Snape does an excellent job at doing exactly what a Snape figure needs to do. He doesn’t overdo it, he doesn’t underdo it. He does it. His all-black attire is well-sculpted and screen accurate. He doesn’t come with a robe, but he looks menacing and teachorial enough without it. Teachorial is a brand new word I just made up that means “Bruce Willis taught me a lesson once and I learned it well.”

The neck gets a nice range of up and down motion. The shoulders are typical Figuarts shoulders that give him a wide range of motion, from two-handed clasping his wand to spreading them wide, as if to say “gimme a hug, anybody.” Because Snape needs a hug like nobody else has ever needed a hug.

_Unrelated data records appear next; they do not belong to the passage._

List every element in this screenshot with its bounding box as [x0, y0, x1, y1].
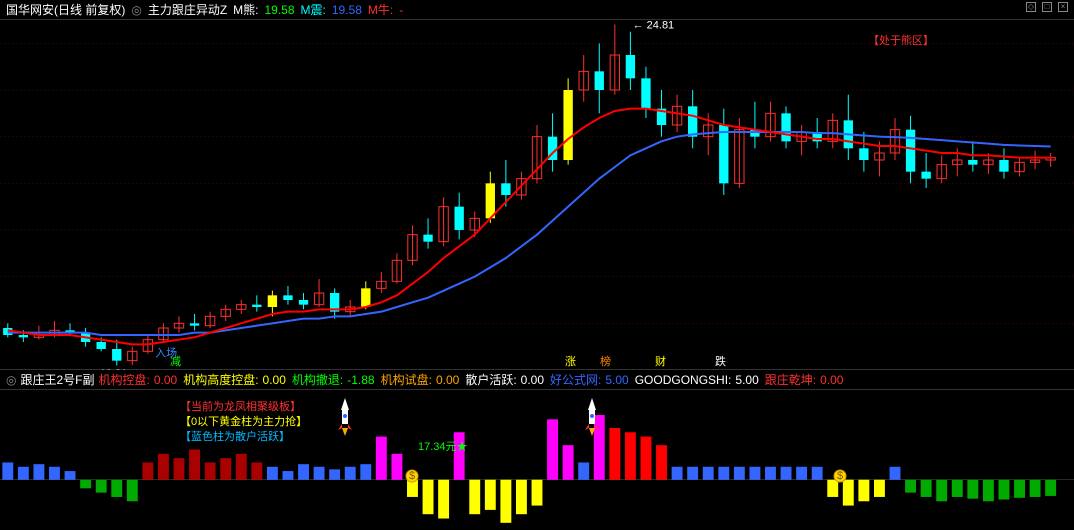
m-xiong-val: 19.58: [265, 3, 295, 17]
svg-text:【当前为龙凤相聚级板】: 【当前为龙凤相聚级板】: [180, 399, 301, 413]
m-zhen-val: 19.58: [332, 3, 362, 17]
metric-label: 散户活跃:: [465, 373, 516, 387]
metric-label: 机构撤退:: [292, 373, 343, 387]
maximize-icon[interactable]: □: [1042, 2, 1052, 12]
main-chart[interactable]: ← 24.81→10.21入场减涨榜财跌 【处于熊区】: [0, 20, 1074, 370]
svg-text:跌: 跌: [715, 354, 726, 368]
metric-label: 机构试盘:: [381, 373, 432, 387]
metric-value: 0.00: [521, 373, 544, 387]
svg-text:涨: 涨: [565, 355, 576, 368]
metric-value: 5.00: [605, 373, 628, 387]
candlestick-svg: ← 24.81→10.21入场减涨榜财跌: [0, 20, 1074, 370]
m-niu-val: -: [399, 3, 403, 17]
metric-label: 机构控盘:: [99, 373, 150, 387]
metric-value: -1.88: [347, 373, 374, 387]
metric-value: 0.00: [436, 373, 459, 387]
metric-value: 0.00: [820, 373, 843, 387]
stock-title: 国华网安(日线 前复权): [6, 1, 125, 18]
sub-indicator-icon[interactable]: ◎: [6, 373, 16, 387]
svg-text:【0以下黄金柱为主力抢】: 【0以下黄金柱为主力抢】: [180, 414, 307, 428]
restore-icon[interactable]: ◇: [1026, 2, 1036, 12]
sub-header: ◎ 跟庄王2号F副 机构控盘: 0.00 机构高度控盘: 0.00 机构撤退: -1.88…: [0, 370, 1074, 390]
metric-label: GOODGONGSHI:: [635, 373, 732, 387]
m-niu-label: M牛:: [368, 1, 393, 18]
bear-zone-label: 【处于熊区】: [868, 32, 934, 48]
svg-text:→10.21: →10.21: [89, 368, 128, 370]
m-xiong-label: M熊:: [233, 1, 258, 18]
metric-label: 跟庄乾坤:: [765, 373, 816, 387]
svg-text:17.34元★: 17.34元★: [418, 441, 468, 453]
metric-value: 0.00: [263, 373, 286, 387]
sub-indicator-name: 跟庄王2号F副: [20, 371, 94, 388]
svg-text:财: 财: [655, 354, 666, 368]
svg-text:$: $: [409, 470, 415, 482]
main-header: 国华网安(日线 前复权) ◎ 主力跟庄异动Z M熊: 19.58 M震: 19.…: [0, 0, 1074, 20]
m-zhen-label: M震:: [301, 1, 326, 18]
svg-text:← 24.81: ← 24.81: [633, 20, 675, 31]
indicator-icon[interactable]: ◎: [131, 3, 141, 17]
close-icon[interactable]: ×: [1058, 2, 1068, 12]
indicator-name: 主力跟庄异动Z: [148, 1, 227, 18]
histogram-svg: 【当前为龙凤相聚级板】【0以下黄金柱为主力抢】【蓝色柱为散户活跃】 17.34元★…: [0, 390, 1074, 528]
window-controls: ◇ □ ×: [1026, 2, 1068, 12]
svg-text:【蓝色柱为散户活跃】: 【蓝色柱为散户活跃】: [180, 429, 290, 443]
sub-chart[interactable]: 【当前为龙凤相聚级板】【0以下黄金柱为主力抢】【蓝色柱为散户活跃】 17.34元★…: [0, 390, 1074, 528]
metric-value: 0.00: [154, 373, 177, 387]
metric-label: 好公式网:: [550, 373, 601, 387]
metric-value: 5.00: [735, 373, 758, 387]
svg-text:$: $: [837, 470, 843, 482]
svg-text:榜: 榜: [600, 354, 611, 368]
svg-text:减: 减: [170, 355, 181, 368]
metric-label: 机构高度控盘:: [183, 373, 258, 387]
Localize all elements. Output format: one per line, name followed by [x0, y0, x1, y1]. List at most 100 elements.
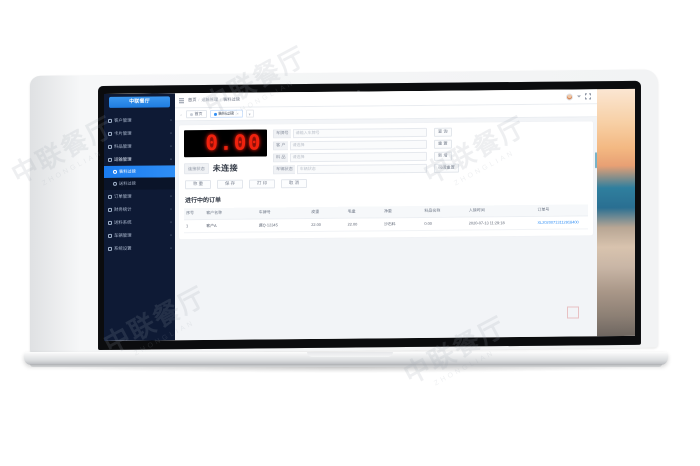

The torso articulation is restricted to his waist, but that maintains the sculpt of his shirt. He gets enough twist and bend that you won’t miss it too much. The hips and knees give a decent range. The robe flaps are pliable enough that he’s not impeded at all. All in all the articulation works very well and allows you to get him in all the poses you ordinarily expect from a Figuarts figure.

He has two face-plates that swap easily. The normal one is Full on grumpy Snape, which is dead on to Alan Rickman. The second one is an angrier, teeth-bared sculpt. These types of expressions always seems slightly off to me. It looks like him, but it’s also a weird thing to try to get across in a static pose. It’s not bad but I prefer the stoic head over this one. That said, it is effective in getting across a heightened level of contempt and anger if you need Snape to be extra prickly. The face-printing is excellent. It suffers under macro, like all face-printing does, but it looks like the technique is being refined more and more as time wears on.

Snape comes with three sets of hands: Fists, open and wand-gripping hands. The hands are all ball-jointed and pop on and off with no trouble. They all come with sculpted sleeve bits so you don’t sacrifice motion there, although truthfully the range of motion is still slightly limited by the nature of the design.

Compared to the kids, who got books and robes and assorted things, Snape’s accessories are rather bare-boned, as he only comes with a wand. I don’t know what else he could have come with outside of some potion bottles, so I guess the wand is a good enough inclusion.

Overall, Snape is a simple figure, but a necessary and well done one. Out of all the teachers, Snape is the most toyetic, so I couldn’t see a harry Potter figure collection without him.